A little after 7 pm this evening, sky gazers can witness two of Earth’s neighbours — Venus and Mars — close to each other. This event is called ‘planetary conjunction’and the planets can be spotted by their brightness. Venus will be brighter than Mars appearing in dazzling white, while Mars can be seen in a ruby red colour.
It will be easily visible to the naked eye in the western sky soon after sunset. The two planets will be just 0.5 degrees apart or a finger’s width apart. Along with the planets, you will be able to see a thin, dimly lit crescent Moon. From tomorrow, Venus will continue moving to the left each evening, away from Mars.
Pune-based Inter-University Centre for Astronomy and Astrophysics (IUCAA) and Indian Institute of Astrophysics (IAA), Bengaluru, have invited photographic entries of the event, the best of which will be published by the institutes.

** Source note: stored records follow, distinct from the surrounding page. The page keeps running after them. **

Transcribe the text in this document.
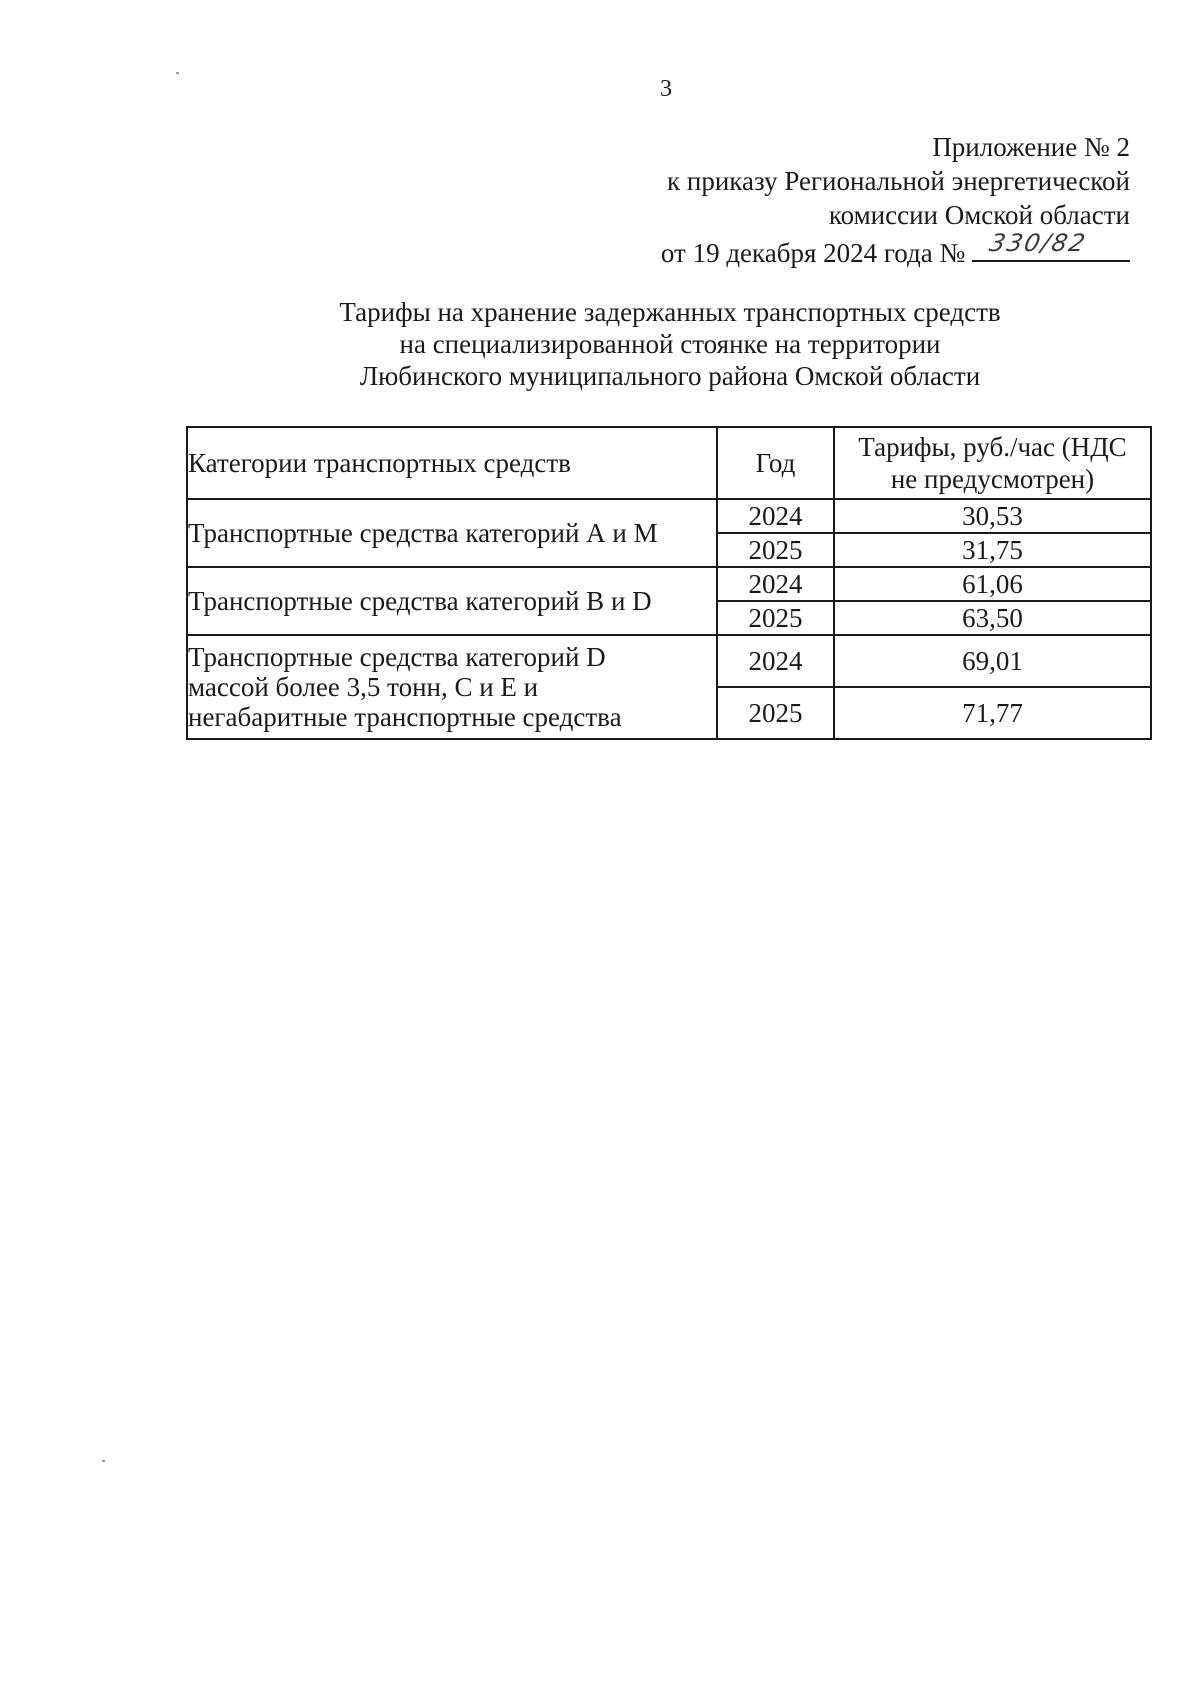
3
Приложение № 2
к приказу Региональной энергетической
комиссии Омской области
от 19 декабря 2024 года № 330/82
Тарифы на хранение задержанных транспортных средств
на специализированной стоянке на территории
Любинского муниципального района Омской области
Категории транспортных средств	Год	Тарифы, руб./час (НДС
не предусмотрен)

Транспортные средства категорий А и М	2024	30,53
	2025	31,75
Транспортные средства категорий В и D	2024	61,06
	2025	63,50

Транспортные средства категорий D
массой более 3,5 тонн, С и Е и
негабаритные транспортные средства	2024	69,01
	2025	71,77
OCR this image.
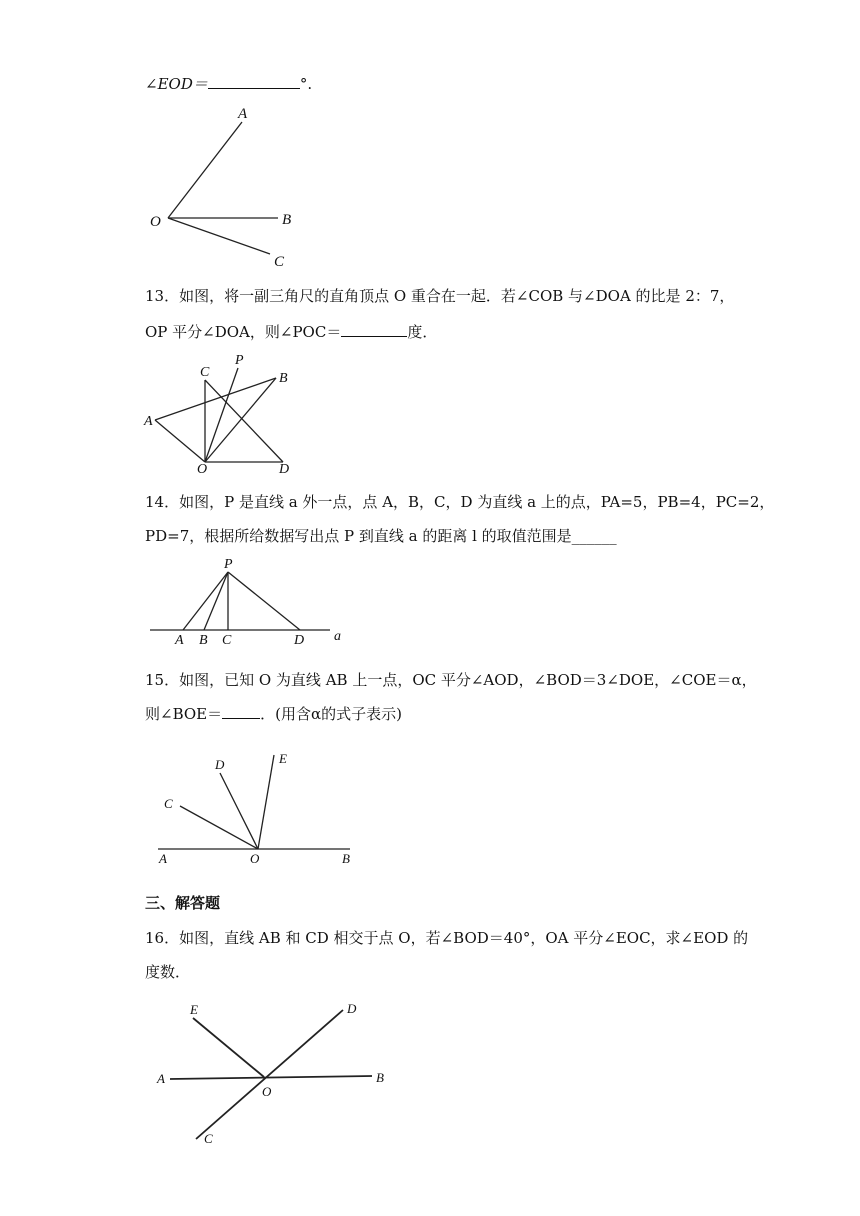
∠EOD＝	°.
A
O	B
C
13．如图，将一副三角尺的直角顶点 O 重合在一起．若∠COB 与∠DOA 的比是 2：7，
OP 平分∠DOA，则∠POC＝	度．
P
C	B
A
O	D
14．如图，P 是直线 a 外一点，点 A，B，C，D 为直线 a 上的点，PA=5，PB=4，PC=2，
PD=7，根据所给数据写出点 P 到直线 a 的距离 l 的取值范围是______
P
A B C	D a
15．如图，已知 O 为直线 AB 上一点，OC 平分∠AOD，∠BOD＝3∠DOE，∠COE＝α，
则∠BOE＝	．(用含α的式子表示)
D	E
C
A	O	B
三、解答题
16．如图，直线 AB 和 CD 相交于点 O，若∠BOD＝40°，OA 平分∠EOC，求∠EOD 的
度数．
E	D
A
O
B
C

Mars and Venus are passing close to each other in the sky and will be only 0.5 deg (as wide as the size of the Moon) on 13 July. The Moon will also be close to them on 12 July. This is a naked eye event, so go out and see them every evening from today. We bring you 12 posters! pic.twitter.com/kdLmiDPsCO
— IIAstrophysics (@IIABengaluru) July 8, 2021
The last Venus-Mars conjunction occurred on August 24, 2019, and the next will be on February 22, 2024.
Last month, NASA announced two missions to Venus, called DAVINCI+ and VERITAS. NASA is expected to allot $500 million to each of these missions that will launch between 2028-2030.